The Sudanese government is also said to have history with harboring terrorist organizations and radical Islamic groups. Bartlett and other Darfur researchers alike say the government openly sheltered terrorist Osama Bin Laden from 1991 to 1996, and is the only sub-Saharan country on the US list of State Sponsors of Terrorism. The reason the genocide went so unnoticed in the beginning was because of the War in Iraq-- the Bush administration claimed it was assisting Darfur, but secretly was paying off the Sudanese government in order to track Bin Laden. No protection or aid was offered to the Africans. According to Army Special Forces Officer, John Fenzel, "genocide does not happen in anarchy or chaos, it requires political organization. Stopping genocide can usually only be accomplished with the application of external force." Fenzel went on to say that the only external forces currently deployed to deal with Darfur are: the African Union Mission in Sudan, AMIS, which he says is not sufficient enough. Four organizations that have the capability to begin to tackle the crisis include: North Atlantic Treaty Organization, NATO, strong enough in peacekeeping operations, but unwilling to provide troops in Darfur; The European Union, EU, also unwilling to provide troops, but capable of supplying quick reaction force within 60 days of notification (Fenzel); The Intergovernmental Authority on Development, IGAD, which requires Sudan's approval to create an affective force, but lacks any peace-building experience; and The African Union, AU, who sponsors the AMIS, but, like the others, has been unwilling to provide troops for means other than self-defense. Fenzel said that though some of these organizations are providing financial support to the AMIS, they only have about 4,000 troops to cover a region with a population of 6 million. Other countries could also get more involved, like France, who has troops at the Chad-Sudan border but focuses solely on Chad, while the UK and U.S. are unwilling to provide troops (at least under Bush).
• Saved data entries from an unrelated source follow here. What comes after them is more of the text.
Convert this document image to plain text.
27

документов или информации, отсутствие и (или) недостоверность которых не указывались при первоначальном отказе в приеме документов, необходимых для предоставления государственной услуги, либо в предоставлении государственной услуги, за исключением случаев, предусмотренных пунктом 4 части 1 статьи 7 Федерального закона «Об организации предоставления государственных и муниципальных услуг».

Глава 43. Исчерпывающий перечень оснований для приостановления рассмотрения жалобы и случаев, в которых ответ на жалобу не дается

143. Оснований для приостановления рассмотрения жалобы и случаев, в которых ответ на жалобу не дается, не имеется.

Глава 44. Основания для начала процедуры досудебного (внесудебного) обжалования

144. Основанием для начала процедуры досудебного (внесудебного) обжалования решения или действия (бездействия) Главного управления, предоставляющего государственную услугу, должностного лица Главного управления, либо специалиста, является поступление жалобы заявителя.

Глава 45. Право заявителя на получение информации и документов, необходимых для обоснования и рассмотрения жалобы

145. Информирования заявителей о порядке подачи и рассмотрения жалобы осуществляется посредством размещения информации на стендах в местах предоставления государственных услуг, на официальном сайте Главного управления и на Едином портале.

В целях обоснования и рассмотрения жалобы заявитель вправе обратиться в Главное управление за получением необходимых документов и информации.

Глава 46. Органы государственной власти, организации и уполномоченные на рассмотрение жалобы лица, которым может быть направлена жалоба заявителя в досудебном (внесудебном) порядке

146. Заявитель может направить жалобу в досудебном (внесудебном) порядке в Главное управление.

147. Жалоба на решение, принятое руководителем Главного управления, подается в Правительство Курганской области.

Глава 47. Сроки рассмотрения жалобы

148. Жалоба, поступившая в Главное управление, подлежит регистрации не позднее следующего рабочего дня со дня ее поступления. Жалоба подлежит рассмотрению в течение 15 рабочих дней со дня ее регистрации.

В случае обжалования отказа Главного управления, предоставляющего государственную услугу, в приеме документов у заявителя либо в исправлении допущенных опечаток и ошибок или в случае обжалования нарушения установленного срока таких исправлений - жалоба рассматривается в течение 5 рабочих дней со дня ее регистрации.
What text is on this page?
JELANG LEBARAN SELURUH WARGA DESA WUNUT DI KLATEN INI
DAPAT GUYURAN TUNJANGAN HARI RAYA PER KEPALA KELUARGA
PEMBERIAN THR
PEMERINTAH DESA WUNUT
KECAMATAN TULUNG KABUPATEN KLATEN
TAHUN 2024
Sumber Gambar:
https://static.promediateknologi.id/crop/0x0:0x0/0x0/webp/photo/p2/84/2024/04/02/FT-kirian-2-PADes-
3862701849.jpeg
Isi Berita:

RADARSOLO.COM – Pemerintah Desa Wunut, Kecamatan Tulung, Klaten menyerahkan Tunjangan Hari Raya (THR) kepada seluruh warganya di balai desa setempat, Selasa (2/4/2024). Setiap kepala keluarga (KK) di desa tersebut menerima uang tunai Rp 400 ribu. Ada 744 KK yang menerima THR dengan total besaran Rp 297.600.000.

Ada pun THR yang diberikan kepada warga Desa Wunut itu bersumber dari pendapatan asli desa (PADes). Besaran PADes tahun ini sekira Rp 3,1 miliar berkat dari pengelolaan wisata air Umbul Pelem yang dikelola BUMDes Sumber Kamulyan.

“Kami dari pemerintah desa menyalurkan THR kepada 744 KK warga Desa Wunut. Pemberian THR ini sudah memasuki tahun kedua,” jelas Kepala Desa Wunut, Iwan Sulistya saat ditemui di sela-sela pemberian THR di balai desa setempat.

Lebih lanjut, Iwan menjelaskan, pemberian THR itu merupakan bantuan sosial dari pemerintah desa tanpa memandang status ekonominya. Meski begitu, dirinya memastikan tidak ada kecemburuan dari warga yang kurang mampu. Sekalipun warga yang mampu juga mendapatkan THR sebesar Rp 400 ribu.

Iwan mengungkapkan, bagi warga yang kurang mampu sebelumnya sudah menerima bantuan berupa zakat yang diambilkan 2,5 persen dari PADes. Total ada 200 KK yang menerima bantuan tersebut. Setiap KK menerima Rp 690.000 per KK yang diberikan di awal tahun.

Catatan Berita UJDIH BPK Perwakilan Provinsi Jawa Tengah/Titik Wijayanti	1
The future for Darfur seems meek-- after all, how do we stop the process after these people have experienced this for so long? The Sudanese government intends to wipe out their people and guerilla members will continue to pick up arms after their mothers have been raped, point the AK-47 and say: "you're the problem." Most educated political leaders have fled the region, and the victims as well as the militia groups remain uneducated. So, what can we do? Bartlett says we're dealing with nothing but chaos, yet if we start by bettering our communication systems with not only their hierarchical government, but our nation because the media coverage regarding Darfur is largely altered and misunderstood. She also advises U.S. citizens to take action and write to Obama and Biden about the issue. Reeves says it best:
"It is important that the stark moral choice confronting the international community be absolutely clear. History must not record this moment as one in which our decision was uninformed by either the scale of the human catastrophe or an understanding of what is required to stop genocidal destruction. And so, despite the long odds against an intervention actually taking place, it is our obligation to say with conviction and understanding the most urgent truth: In the absence of humanitarian intervention, Darfur’s civilian population, as well as humanitarian workers, will be consigned to pervasive, deadly insecurity; displaced persons will remain trapped in camps that are hotbeds of disease; agricultural production will remain at a standstill, leaving millions of people dependent on international food assistance for the foreseeable future; aid workers will continue to fall prey to targeted and opportunistic violence" (Reeves).